As a new state director for the group MomsRising, Jessica Burroughs is advocating for tougher gun laws. She said both of her sons' schools have had "close calls" in the past year.

"My son's elementary school went into lockdown when a parent in a custody dispute came to the school,” Burroughs said. “And then, my middle schooler's track meet was interrupted when an armed man ran onto the field after a robbery nearby."

Experts say there's no one reason the numbers are rising, but they aren't waiting for the next school shooting to happen. Grassroots groups and those familiar with the issue from across the state are gathering to discuss such issues as mental health and school safety, with the goal of presenting legislation for the 2019 session.

The North Carolina Council of Churches is one of the organizations working to identify the best ways to change the conversation about gun violence prevention. Executive Director Jennifer Copeland said she’s concerned that much of the focus is on the high-profile shootings.
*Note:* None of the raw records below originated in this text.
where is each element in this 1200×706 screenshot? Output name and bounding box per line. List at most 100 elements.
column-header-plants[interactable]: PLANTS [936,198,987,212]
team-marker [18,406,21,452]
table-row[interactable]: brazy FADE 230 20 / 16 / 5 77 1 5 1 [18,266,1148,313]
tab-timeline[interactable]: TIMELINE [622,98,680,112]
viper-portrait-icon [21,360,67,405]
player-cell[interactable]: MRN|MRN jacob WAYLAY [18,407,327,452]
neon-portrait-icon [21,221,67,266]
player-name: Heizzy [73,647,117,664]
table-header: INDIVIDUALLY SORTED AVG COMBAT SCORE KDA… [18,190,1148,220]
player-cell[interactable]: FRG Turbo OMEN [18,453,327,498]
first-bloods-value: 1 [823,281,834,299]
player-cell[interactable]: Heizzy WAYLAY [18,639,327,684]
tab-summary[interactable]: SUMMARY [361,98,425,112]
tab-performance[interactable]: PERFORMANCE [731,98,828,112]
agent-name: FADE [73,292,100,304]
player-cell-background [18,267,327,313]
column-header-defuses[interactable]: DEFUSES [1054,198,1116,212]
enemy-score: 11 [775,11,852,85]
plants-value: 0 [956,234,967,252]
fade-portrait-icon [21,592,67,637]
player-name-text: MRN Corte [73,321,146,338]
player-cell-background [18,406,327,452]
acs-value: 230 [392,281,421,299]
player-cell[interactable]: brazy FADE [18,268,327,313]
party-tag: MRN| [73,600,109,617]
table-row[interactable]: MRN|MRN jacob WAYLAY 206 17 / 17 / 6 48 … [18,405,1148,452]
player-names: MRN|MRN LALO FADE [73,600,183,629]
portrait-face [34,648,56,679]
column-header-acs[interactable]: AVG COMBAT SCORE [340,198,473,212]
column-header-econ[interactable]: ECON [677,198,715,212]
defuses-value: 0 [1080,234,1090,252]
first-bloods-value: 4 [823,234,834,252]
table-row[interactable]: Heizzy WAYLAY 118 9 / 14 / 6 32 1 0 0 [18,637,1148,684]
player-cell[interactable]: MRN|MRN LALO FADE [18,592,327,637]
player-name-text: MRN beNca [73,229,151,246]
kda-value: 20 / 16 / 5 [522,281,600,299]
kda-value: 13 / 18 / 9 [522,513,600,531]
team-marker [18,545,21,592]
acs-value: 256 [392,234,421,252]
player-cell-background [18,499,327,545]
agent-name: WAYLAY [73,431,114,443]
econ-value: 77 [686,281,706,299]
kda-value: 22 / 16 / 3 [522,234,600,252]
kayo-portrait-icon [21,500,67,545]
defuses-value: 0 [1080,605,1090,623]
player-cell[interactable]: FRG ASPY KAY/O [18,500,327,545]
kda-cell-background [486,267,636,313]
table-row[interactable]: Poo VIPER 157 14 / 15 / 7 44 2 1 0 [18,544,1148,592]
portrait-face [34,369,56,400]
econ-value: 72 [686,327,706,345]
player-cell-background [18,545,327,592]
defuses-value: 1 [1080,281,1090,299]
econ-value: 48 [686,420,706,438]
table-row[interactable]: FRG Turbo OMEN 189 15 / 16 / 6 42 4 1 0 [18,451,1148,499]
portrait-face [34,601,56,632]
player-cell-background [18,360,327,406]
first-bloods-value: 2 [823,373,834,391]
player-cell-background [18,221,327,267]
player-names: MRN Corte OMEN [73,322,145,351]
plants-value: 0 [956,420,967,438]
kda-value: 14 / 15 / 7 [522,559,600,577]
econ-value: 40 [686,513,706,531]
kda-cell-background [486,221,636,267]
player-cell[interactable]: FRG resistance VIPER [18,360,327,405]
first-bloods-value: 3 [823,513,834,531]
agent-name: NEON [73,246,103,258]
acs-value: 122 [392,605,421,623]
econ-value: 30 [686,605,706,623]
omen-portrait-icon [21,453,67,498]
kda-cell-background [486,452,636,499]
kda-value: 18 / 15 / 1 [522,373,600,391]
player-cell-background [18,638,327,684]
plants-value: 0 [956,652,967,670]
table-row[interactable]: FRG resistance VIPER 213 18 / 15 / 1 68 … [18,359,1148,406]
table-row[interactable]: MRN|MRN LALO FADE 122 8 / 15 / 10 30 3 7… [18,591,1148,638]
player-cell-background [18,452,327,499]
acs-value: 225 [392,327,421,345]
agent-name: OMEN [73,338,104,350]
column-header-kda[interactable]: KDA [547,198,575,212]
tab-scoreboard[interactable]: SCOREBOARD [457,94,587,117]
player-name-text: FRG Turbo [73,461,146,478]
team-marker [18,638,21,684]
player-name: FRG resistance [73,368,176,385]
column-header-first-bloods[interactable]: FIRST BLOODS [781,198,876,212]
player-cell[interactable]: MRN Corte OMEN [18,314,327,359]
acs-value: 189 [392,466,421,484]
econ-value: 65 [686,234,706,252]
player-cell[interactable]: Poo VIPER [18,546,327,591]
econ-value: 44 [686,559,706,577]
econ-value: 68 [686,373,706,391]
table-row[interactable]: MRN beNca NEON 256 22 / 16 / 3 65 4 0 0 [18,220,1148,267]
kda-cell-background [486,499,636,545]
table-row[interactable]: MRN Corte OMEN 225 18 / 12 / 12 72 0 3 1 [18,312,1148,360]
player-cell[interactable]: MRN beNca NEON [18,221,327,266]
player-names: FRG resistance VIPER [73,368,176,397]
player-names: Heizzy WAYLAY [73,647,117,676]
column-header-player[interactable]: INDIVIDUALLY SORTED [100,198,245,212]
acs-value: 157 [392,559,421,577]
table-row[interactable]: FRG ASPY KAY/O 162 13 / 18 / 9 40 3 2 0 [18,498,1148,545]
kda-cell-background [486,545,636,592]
"Mass shootings are horrible and they capture the imagination of the general public, but on a day-to-day basis, that's not where the majority of the gun violence occurs,” Copeland said. “The majority of the gun violence occurs off of the record. It's not on the nightly news."

Copeland said she also worries that more people think they need to carry a gun in order to feel safe. One recent report showed the number of concealed-carry permits issued in North Carolina climbed from about 68,000 to about 107,000 between 2015 and 2016.

Burroughs and others are looking for reforms, like a ban on bump-stocks and military assault rifles. Most of all, she said, she wants her children to feel safe.

"And the day after the Pittsburgh shooting, as I was driving my kids to the synagogue for religious school, they were both crying and pleading with me to take them home, saying they did not feel safe at the synagogue,” Burroughs said. “And I told them that we must be strong and continue to practice our faith."